Des siècles... C'était peut-être même à prendre au sens littéral...
— Il était trop impliqué dans notre couple pour se perdre dans les bras d'autres femmes, me garantit ma mère.
— Que t'avait-il raconté d'autre ?
— Ton... père était mystérieux. Nous nous disputions souvent, les derniers temps, au sujet de l'âge. Ça l'obsédait. Pourtant, malgré les années, il ne prenait pas une ride.
— Ça l'obsédait ?
— Oui. Il ne cessait de me dire que me voir vieillir serait trop dur.
— Il voulait te quitter ?
— Je ne saurais dire... Il se disait incapable de revivre ça.
— Revivre quoi ?
— La mort de sa femme.
— Il était marié avant toi, donc ?
— Je suppose mais je n'ai jamais su. Dans ses crises il évoquait son passé et j'avais l'impression de ne rien savoir de l'homme que j'avais en face de moi... l'homme que j'avais épousé...
Immortel... Mais pas elle. Il avait dû fonder des foyers par centaines, survivre à ses épouses ainsi qu'à ses enfants. Le traumatisme l'avait sans doute poussé à recommencer sans cesse, dans l'espoir vain que le cercle vicieux s'enraie et lui permette le bonheur. Alors, il avait appelé toutes ses filles par le même prénom, en référence à la première. Et il avait puisé le courage dans ses entrailles meurtries pour tenter d'aimer à nouveau, tout en sachant pertinemment comment la romance allait finir, comment elle finissait toujours.
— Il voulait savoir si j'étais prête à tout pour rester avec lui. Il voulait m'avouer quelque chose.
— Il te l'a dit ?
— Non, jamais. Il a dû estimer que je n'étais pas prête. Il disait que Dieu ne bénirait jamais notre union, qu'il allait s'en prendre à lui... il était névrosé.
Ou terrorisé ?
— Il était croyant ? demandai-je.
— Croyant est un euphémisme. Il se rendait à l'église tous les matins pour prier, et expier ses péchés.
Elle accompagna ses derniers mots de guillemets.
— Lesquels ?
— Renverser mon café ou bien s'endormir au boulot peut-être. Il était exemplaire dans tous les domaines de sa vie.

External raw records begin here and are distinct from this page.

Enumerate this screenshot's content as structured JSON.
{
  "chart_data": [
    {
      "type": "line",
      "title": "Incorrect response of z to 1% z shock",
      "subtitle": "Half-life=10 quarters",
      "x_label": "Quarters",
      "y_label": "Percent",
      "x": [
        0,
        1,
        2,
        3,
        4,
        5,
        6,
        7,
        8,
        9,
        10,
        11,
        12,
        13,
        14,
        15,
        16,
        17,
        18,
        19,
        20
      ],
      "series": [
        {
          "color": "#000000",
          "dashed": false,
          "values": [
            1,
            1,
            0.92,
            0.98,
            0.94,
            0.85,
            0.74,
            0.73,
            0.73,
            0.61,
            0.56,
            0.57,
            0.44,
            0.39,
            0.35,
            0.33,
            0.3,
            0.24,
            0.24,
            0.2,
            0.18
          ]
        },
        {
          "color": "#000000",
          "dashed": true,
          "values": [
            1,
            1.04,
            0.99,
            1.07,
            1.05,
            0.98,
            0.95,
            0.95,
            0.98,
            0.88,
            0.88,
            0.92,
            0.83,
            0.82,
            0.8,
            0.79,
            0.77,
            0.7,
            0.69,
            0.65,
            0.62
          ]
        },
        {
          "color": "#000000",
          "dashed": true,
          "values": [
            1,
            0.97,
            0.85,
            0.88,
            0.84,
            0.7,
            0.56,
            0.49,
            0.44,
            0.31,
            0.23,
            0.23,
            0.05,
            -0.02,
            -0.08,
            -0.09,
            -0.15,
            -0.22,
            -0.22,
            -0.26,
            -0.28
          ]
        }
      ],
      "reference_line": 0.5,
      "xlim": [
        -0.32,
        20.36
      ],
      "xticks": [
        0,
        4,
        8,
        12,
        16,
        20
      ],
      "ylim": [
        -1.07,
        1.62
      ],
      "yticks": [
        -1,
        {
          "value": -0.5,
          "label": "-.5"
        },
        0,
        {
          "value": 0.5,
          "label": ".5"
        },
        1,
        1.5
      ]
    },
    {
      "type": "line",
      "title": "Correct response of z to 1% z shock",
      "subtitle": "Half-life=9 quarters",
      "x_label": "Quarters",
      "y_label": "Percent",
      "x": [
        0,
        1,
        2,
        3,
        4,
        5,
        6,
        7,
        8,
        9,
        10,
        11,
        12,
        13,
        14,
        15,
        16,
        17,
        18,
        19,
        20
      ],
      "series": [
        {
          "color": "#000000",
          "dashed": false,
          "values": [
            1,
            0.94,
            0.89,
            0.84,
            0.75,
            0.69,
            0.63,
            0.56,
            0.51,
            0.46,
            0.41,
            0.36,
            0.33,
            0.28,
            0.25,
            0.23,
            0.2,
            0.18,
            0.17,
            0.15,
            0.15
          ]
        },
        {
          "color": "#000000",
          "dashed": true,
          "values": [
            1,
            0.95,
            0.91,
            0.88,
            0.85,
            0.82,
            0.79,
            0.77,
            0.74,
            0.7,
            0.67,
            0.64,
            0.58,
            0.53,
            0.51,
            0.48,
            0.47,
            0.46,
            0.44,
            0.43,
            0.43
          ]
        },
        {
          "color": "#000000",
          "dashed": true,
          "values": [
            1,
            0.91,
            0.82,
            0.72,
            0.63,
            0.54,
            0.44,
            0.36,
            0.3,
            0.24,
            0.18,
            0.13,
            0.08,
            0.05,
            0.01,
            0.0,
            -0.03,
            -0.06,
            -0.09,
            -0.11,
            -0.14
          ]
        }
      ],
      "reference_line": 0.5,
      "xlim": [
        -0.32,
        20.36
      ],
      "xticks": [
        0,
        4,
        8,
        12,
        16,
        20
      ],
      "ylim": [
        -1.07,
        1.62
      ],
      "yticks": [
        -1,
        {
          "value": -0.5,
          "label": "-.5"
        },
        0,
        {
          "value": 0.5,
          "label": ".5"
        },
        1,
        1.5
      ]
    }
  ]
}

La nostalgie couvrait ses paroles d'un voile tendre.
— Jusqu'à la fin...
Je me focalisai sur sa jugulaire, me demandai s'il avait tenté de l'étrangler, s'il lui avait causé du tort physiquement.
— Tu regrettes de t'être mariée ?
— Je regrette la tournure qu'a pris notre mariage, mais nos premières années ne m'ont apporté que du bonheur, ce serait hypocrite que de dire que l'épouser a été une erreur.

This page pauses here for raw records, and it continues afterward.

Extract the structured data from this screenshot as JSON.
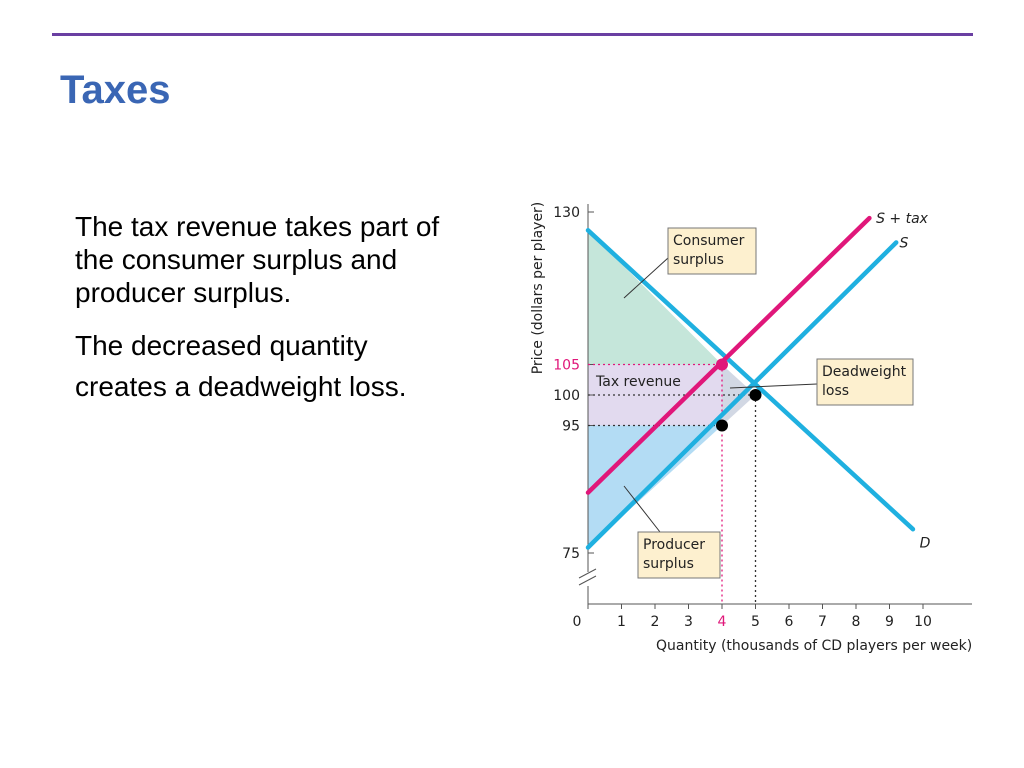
{
  "slide": {
    "title": "Taxes",
    "paragraphs": [
      "The tax revenue takes part of the consumer surplus and producer surplus.",
      "The decreased quantity creates a deadweight loss."
    ]
  },
  "colors": {
    "title": "#3a66b4",
    "rule": "#6a3fa2",
    "demand_supply": "#1fb0e0",
    "supply_plus_tax": "#e0177a",
    "consumer_surplus": "#c5e6da",
    "producer_surplus": "#b3dcf4",
    "tax_revenue": "#e2daef",
    "deadweight_loss": "#d2d8e4",
    "callout_fill": "#fdf0cf"
  },
  "chart_data": {
    "type": "line",
    "xlabel": "Quantity (thousands of CD players per week)",
    "ylabel": "Price (dollars per player)",
    "xlim": [
      0,
      10
    ],
    "ylim": [
      75,
      130
    ],
    "y_axis_break": true,
    "x_ticks": [
      0,
      1,
      2,
      3,
      4,
      5,
      6,
      7,
      8,
      9,
      10
    ],
    "y_ticks": [
      75,
      95,
      100,
      105,
      130
    ],
    "x_tick_labels": [
      "0",
      "1",
      "2",
      "3",
      "4",
      "5",
      "6",
      "7",
      "8",
      "9",
      "10"
    ],
    "y_tick_labels": [
      "75",
      "95",
      "100",
      "105",
      "130"
    ],
    "highlight_x_tick": "4",
    "highlight_y_tick": "105",
    "series": [
      {
        "name": "D",
        "x": [
          0,
          9.7
        ],
        "y": [
          127,
          78
        ]
      },
      {
        "name": "S",
        "x": [
          0,
          9.2
        ],
        "y": [
          75,
          125
        ]
      },
      {
        "name": "S + tax",
        "x": [
          0,
          8.4
        ],
        "y": [
          84,
          129
        ]
      }
    ],
    "points": [
      {
        "x": 4,
        "y": 105,
        "style": "tax"
      },
      {
        "x": 5,
        "y": 100,
        "style": "equilibrium"
      },
      {
        "x": 4,
        "y": 95,
        "style": "equilibrium"
      }
    ],
    "regions": [
      {
        "name": "Consumer surplus",
        "polygon": [
          [
            0,
            127
          ],
          [
            4,
            105
          ],
          [
            0,
            105
          ]
        ]
      },
      {
        "name": "Tax revenue",
        "polygon": [
          [
            0,
            105
          ],
          [
            4,
            105
          ],
          [
            4,
            95
          ],
          [
            0,
            95
          ]
        ]
      },
      {
        "name": "Deadweight loss",
        "polygon": [
          [
            4,
            105
          ],
          [
            5,
            100
          ],
          [
            4,
            95
          ]
        ]
      },
      {
        "name": "Producer surplus",
        "polygon": [
          [
            0,
            95
          ],
          [
            4,
            95
          ],
          [
            0,
            75
          ]
        ]
      }
    ],
    "callouts": {
      "consumer": [
        "Consumer",
        "surplus"
      ],
      "deadweight": [
        "Deadweight",
        "loss"
      ],
      "producer": [
        "Producer",
        "surplus"
      ],
      "tax_revenue": "Tax revenue"
    }
  }
}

— Il était présent pour toi ?
— En permanence. J'étais son unique priorité. C'était un sentiment puissant et pour être honnête je crois que je n'ai pas tenté de me remarier car je sais pertinemment qu'aucun autre homme ne me le procurera.
— Comment tu l'expliques ?
— J'étais sa seule famille, il me plaçait au-dessous de tout car il n'avait que moi à aimer. Ne t'attends pas à ce genre de relation, ma chérie. J'étais comblée mais j'aurais parfois voulu qu'il soit plus entouré ; je culpabilisais presque d'avoir des parents, des sœurs, des amis, d'avoir tant de chances que lui n'avait pas.
— Son travail ne passait pas avant toi ?
— Jamais.
— Dans quoi travaillait-il ?
— Menuiserie, travaux d'intérieur...
Ça coïncidait. Cette simple discussion sur mon père se retournait en profilage. J'analysais indirectement les deux personnes pour établir si, oui ou non, il s'agissait de la même.